Foi numa destas tardes de outono, que me dei a percorrer as ruas da Alta como quem quebra a rotina por uns instantes. Trepar a colina desta cidade é como quem escala uma montanha robusta e mítica, coroada pelos mais altos símbolos da cultura e do conhecimento. Quem sobe a Couraça de Lisboa jamais consegue passar indiferente ao que dali a vista alcança. Assiste-se daquela íngreme ladeira a uma paisagem talhada pela natureza e pelo Homem, traços de um casario antigo, forjado entre uma arquitetura contemporânea que em Coimbra se encaixa singularmente entre as paredes dos conventos, pois Coimbra é terra de Mosteiros, onde se semearam as primeiras sementes da pedagogia que deram o fruto intelectual de que hoje esta terra se conhece. As ruas cruzam-se em vielas carregadas de memórias, culminando estes fragmentos do tempo numa barca cheia de lendas que atracou para sempre nas margens do Mondego, águas que passeiam os pés desta Musa a quem os salgueiros fazem vénia vergando-se de saudade. Prosseguindo esta rua calcetada a calhau rolado, que com azar nos faz escorregar, vão-se escondendo do olhar as serranias que moldam o horizonte viçoso do nascente assim como as planuras do Baixo Mondego que se estendem até ao mar.
A Cabra parece que me ia chamando com o seu badalar solto e timbroso. Chegado ao largo da Porta Férrea, nem sei se eram mais turistas que estudantes. Esta Atenas velha e soluçante de emoções continua a ser o ponto de atração de um Portugal mais rural que urbano, fincando por vezes esse lado rural longe destes visitantes dos quatro cantos do mundo, mesmo estando por perto. Tratados os assuntos que aqui me traziam, desci ao Jardim Botânico onde Brotero saúda no seu trono que vai escurecendo com as feições do tempo. As folhas vão forrando o chão deste nobre jardim, onde as mais variadas espécies caducas se vão libertando daquele castanho cru, tonalidades de uma estação em que o vento e a chuva atenuam o coro salutante das aves.
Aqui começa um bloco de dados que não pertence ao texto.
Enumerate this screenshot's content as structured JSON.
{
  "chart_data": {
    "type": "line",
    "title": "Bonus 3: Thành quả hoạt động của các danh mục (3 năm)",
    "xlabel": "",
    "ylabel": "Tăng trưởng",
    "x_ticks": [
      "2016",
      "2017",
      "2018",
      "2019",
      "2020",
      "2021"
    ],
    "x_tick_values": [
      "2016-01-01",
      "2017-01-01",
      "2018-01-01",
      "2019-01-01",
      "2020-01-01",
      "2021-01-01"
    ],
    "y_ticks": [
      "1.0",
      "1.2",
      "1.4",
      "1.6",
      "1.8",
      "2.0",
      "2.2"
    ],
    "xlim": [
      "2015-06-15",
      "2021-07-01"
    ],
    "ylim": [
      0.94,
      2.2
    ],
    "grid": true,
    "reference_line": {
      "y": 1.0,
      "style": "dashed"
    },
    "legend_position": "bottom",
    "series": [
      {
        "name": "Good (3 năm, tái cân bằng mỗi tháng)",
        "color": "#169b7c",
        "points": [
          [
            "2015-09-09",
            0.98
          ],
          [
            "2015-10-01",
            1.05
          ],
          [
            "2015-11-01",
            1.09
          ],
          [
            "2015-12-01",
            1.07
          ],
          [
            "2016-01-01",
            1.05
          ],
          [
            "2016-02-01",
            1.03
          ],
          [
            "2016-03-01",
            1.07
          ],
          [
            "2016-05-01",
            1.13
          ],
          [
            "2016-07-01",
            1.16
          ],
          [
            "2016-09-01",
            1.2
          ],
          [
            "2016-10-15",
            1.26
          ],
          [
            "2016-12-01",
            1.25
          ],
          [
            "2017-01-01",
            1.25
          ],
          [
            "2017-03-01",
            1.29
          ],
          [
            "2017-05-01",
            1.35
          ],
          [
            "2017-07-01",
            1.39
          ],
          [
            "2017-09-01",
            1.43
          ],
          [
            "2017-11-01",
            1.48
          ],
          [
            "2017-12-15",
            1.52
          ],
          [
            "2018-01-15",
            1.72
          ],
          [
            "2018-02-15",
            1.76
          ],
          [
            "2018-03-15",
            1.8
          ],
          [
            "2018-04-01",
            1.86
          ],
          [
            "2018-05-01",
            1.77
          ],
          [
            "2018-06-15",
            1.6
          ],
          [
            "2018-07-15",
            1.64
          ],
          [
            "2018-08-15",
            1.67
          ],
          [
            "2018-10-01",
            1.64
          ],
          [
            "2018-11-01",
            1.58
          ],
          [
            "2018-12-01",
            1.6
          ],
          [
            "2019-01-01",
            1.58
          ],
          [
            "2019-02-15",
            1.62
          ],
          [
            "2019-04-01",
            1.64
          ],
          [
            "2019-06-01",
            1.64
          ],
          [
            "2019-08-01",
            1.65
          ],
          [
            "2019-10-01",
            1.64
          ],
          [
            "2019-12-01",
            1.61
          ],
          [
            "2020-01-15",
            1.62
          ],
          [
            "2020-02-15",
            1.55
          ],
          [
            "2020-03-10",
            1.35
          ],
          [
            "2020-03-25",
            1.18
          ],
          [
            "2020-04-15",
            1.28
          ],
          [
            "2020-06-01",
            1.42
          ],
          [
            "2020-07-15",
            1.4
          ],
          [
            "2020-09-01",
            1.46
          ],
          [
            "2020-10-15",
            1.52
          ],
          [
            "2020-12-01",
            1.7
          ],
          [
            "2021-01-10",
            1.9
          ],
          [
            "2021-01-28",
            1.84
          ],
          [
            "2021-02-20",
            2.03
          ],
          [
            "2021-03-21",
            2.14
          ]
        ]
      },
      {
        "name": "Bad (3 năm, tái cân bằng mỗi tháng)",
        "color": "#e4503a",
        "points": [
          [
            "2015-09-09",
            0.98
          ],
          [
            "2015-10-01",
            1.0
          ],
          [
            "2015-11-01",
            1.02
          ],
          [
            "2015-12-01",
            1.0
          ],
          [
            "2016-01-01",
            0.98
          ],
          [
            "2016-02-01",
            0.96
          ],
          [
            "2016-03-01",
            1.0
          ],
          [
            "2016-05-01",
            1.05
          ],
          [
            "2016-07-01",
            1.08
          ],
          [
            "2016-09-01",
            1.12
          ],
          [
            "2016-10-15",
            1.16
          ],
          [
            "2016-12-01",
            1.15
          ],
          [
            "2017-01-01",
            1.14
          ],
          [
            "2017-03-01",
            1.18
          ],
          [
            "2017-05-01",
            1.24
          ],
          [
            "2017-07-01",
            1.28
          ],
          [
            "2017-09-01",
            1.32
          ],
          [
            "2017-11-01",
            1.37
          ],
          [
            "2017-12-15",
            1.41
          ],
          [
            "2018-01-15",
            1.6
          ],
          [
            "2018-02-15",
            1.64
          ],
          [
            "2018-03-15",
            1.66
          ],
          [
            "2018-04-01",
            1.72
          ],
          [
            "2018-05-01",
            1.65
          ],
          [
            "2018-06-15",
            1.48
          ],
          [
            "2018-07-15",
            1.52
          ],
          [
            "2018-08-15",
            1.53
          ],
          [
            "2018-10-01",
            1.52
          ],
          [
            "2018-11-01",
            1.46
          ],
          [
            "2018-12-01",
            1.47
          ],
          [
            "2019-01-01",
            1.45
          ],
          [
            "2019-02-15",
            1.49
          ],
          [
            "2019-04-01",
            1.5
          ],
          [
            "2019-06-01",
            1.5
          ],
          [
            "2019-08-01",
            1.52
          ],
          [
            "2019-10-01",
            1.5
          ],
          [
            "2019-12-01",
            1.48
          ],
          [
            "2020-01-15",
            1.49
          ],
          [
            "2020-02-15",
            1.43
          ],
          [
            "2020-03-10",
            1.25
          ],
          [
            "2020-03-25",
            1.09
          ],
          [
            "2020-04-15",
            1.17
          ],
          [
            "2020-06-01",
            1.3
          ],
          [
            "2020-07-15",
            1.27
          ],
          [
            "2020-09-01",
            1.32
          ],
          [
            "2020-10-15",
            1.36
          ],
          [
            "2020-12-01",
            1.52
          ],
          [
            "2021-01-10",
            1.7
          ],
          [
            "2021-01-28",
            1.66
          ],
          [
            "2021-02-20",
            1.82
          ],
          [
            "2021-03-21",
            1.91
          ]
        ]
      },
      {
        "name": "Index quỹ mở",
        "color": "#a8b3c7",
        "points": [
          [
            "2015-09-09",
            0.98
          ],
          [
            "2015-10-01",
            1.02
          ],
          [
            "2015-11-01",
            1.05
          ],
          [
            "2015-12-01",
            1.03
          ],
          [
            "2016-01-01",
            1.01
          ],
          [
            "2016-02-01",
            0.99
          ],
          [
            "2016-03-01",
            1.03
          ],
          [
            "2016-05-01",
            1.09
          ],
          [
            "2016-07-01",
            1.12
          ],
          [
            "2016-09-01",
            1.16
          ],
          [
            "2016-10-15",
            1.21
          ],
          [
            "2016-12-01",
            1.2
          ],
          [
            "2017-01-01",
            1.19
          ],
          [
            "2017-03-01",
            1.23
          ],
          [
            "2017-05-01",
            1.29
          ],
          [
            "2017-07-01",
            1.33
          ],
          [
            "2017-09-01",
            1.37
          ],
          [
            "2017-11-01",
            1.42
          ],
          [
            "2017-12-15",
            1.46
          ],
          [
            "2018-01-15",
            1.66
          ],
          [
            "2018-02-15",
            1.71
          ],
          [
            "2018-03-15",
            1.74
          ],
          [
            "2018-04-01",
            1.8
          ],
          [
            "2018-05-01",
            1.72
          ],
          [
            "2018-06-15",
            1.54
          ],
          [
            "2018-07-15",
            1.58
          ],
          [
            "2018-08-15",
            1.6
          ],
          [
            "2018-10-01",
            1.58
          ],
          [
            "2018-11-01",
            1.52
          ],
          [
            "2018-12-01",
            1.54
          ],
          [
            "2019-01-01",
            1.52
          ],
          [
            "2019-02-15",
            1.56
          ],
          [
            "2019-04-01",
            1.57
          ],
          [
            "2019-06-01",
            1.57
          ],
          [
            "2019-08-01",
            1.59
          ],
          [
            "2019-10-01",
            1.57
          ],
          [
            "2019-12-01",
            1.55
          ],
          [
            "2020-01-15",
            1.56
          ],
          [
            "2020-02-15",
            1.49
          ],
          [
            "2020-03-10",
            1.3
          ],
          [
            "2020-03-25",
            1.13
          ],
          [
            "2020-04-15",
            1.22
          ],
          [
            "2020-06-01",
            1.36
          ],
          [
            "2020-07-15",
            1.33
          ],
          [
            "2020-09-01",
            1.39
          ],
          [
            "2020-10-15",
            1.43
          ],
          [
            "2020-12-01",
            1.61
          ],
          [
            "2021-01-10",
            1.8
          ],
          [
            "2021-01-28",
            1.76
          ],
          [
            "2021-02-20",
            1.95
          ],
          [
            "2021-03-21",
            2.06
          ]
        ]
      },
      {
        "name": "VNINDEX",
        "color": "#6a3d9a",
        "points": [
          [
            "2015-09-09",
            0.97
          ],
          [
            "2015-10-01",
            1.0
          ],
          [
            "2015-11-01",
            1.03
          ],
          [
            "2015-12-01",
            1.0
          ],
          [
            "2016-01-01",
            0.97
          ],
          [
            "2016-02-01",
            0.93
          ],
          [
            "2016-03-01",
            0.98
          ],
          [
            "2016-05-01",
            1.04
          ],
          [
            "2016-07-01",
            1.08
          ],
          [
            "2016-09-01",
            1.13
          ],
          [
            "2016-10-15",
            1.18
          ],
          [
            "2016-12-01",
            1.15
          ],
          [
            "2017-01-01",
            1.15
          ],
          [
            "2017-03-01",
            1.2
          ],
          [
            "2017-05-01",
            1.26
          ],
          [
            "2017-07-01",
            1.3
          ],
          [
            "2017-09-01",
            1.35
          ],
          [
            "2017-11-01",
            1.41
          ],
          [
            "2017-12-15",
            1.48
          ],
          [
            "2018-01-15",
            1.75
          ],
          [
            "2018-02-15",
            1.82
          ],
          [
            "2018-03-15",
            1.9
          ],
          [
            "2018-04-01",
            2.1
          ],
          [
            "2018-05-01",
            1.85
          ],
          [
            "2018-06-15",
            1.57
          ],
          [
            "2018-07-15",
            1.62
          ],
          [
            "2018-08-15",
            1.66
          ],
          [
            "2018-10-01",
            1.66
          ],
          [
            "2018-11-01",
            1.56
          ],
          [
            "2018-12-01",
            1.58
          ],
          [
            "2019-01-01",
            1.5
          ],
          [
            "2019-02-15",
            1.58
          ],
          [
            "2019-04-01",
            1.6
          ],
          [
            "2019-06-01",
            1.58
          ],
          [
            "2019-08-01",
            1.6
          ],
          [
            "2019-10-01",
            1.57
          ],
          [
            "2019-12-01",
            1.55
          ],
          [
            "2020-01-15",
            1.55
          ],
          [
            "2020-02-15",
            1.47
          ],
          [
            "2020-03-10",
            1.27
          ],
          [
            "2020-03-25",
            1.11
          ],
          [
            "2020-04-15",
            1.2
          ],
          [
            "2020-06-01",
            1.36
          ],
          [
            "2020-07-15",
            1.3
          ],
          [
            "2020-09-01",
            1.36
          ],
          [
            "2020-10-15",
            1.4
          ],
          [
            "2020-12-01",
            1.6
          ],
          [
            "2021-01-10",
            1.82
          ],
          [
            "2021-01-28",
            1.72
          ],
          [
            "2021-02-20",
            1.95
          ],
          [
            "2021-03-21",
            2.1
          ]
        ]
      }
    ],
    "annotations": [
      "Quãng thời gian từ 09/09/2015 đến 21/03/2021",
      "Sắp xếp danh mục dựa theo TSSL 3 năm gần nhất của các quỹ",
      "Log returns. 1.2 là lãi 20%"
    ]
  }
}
Foi neste ambiente magistral que me deparei em pleno jardim com uma exposição de imagens magnificamente expostas, “Douro – Exposição de Arte Pública”. Num conjunto de módulos iluminados ali se apresentava na cidade do Mondego uma sentida obra fotográfica, reflexo de costumes e paisagens, artes e rostos de um povo que talhou a região do Douro de escadas erguidas ao céu, como que elevando no viso dos montes um cálice de vinho, “fruto das videiras e do trabalho do Homem”. Poder assistir àquelas imagens foi sem dúvida encontrar as margens de dois rios distantes, mas tão próximos na sua cultura de portugueses que são. Além dos tantos filhos da região Duriense que estudaram e partiram, outros que vieram e permanecem em Coimbra, referir nomes como Miguel Torga, Trindade Coelho, entre tantos outros é elencar a ligação de pessoas que por muitos anos tiveram o corpo às margens do Mondego, mas de alma sempre afincada ao Douro que os viu desde a meninice.
Se “todas as águas se encontram no mar”, o Douro já terá fundido o seu mosto com as águas do Mondego, angustiadas de amores e frias de neve.